Are Tyler's beautiful neighborhoods, congested traffic and numerous restaurants making you fat? Absolutely, according to a study published in the American Journal of Public Health.
A Boston researcher named Tyler, Texas one of 5 metropolitan areas that aren't conducive for healthy living and Tylerites believe it, mainly because they are slaves to the road.
"I have to have a car," says one Tyler resident.
"It makes sense. Seems like more and more everyday we are working or driving or doing nothing," says another Tyler resident.
"Traffic is horrendous," says another.
According to dietician Allison Adams, suburban communities were created to make families more healthy, but somewhere along the way the plan backfired.
"Families aren't getting out and walking as much. Children watch TV and are not exercising as much," says Allison.
According to US Census figures from 2000, researchers found people in Tyler live too far apart from one another and from the places they need to go.

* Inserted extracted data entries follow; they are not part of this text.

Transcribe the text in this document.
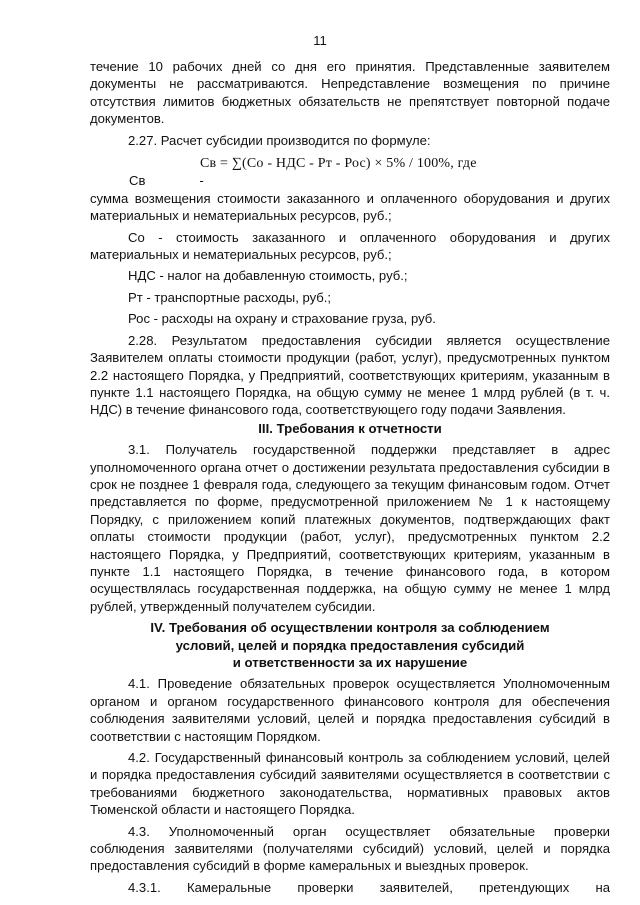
11

течение 10 рабочих дней со дня его принятия. Представленные заявителем документы не рассматриваются. Непредставление возмещения по причине отсутствия лимитов бюджетных обязательств не препятствует повторной подаче документов.

2.27. Расчет субсидии производится по формуле:

Св = ∑(Со - НДС - Рт - Рос) × 5% / 100%, где
Св	-

сумма возмещения стоимости заказанного и оплаченного оборудования и других материальных и нематериальных ресурсов, руб.;

Со - стоимость заказанного и оплаченного оборудования и других материальных и нематериальных ресурсов, руб.;

НДС - налог на добавленную стоимость, руб.;

Рт - транспортные расходы, руб.;

Рос - расходы на охрану и страхование груза, руб.

2.28. Результатом предоставления субсидии является осуществление Заявителем оплаты стоимости продукции (работ, услуг), предусмотренных пунктом 2.2 настоящего Порядка, у Предприятий, соответствующих критериям, указанным в пункте 1.1 настоящего Порядка, на общую сумму не менее 1 млрд рублей (в т. ч. НДС) в течение финансового года, соответствующего году подачи Заявления.

III. Требования к отчетности

3.1. Получатель государственной поддержки представляет в адрес уполномоченного органа отчет о достижении результата предоставления субсидии в срок не позднее 1 февраля года, следующего за текущим финансовым годом. Отчет представляется по форме, предусмотренной приложением № 1 к настоящему Порядку, с приложением копий платежных документов, подтверждающих факт оплаты стоимости продукции (работ, услуг), предусмотренных пунктом 2.2 настоящего Порядка, у Предприятий, соответствующих критериям, указанным в пункте 1.1 настоящего Порядка, в течение финансового года, в котором осуществлялась государственная поддержка, на общую сумму не менее 1 млрд рублей, утвержденный получателем субсидии.

IV. Требования об осуществлении контроля за соблюдением
условий, целей и порядка предоставления субсидий
и ответственности за их нарушение

4.1. Проведение обязательных проверок осуществляется Уполномоченным органом и органом государственного финансового контроля для обеспечения соблюдения заявителями условий, целей и порядка предоставления субсидий в соответствии с настоящим Порядком.

4.2. Государственный финансовый контроль за соблюдением условий, целей и порядка предоставления субсидий заявителями осуществляется в соответствии с требованиями бюджетного законодательства, нормативных правовых актов Тюменской области и настоящего Порядка.

4.3. Уполномоченный орган осуществляет обязательные проверки соблюдения заявителями (получателями субсидий) условий, целей и порядка предоставления субсидий в форме камеральных и выездных проверок.

4.3.1. Камеральные проверки заявителей, претендующих на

As a result people aren't working out or even walking enough.
"You are constantly on the go with your children, you are taking them to different sports they're in," says one Tyler mom.
So what's the solution?
Allison Adams says to just make a few simple changes.
"Move away from your desk, park you car further away and remember it doesn't need to be continuous activity, just five minutes here and there because that adds up."
Taking those extra steps might just change Tyler from a fat city to a thin one. The other fat cities on the list: Dolan, Alabama, Raleigh and Chapel Hill, North Carolina and the greater Atlanta area.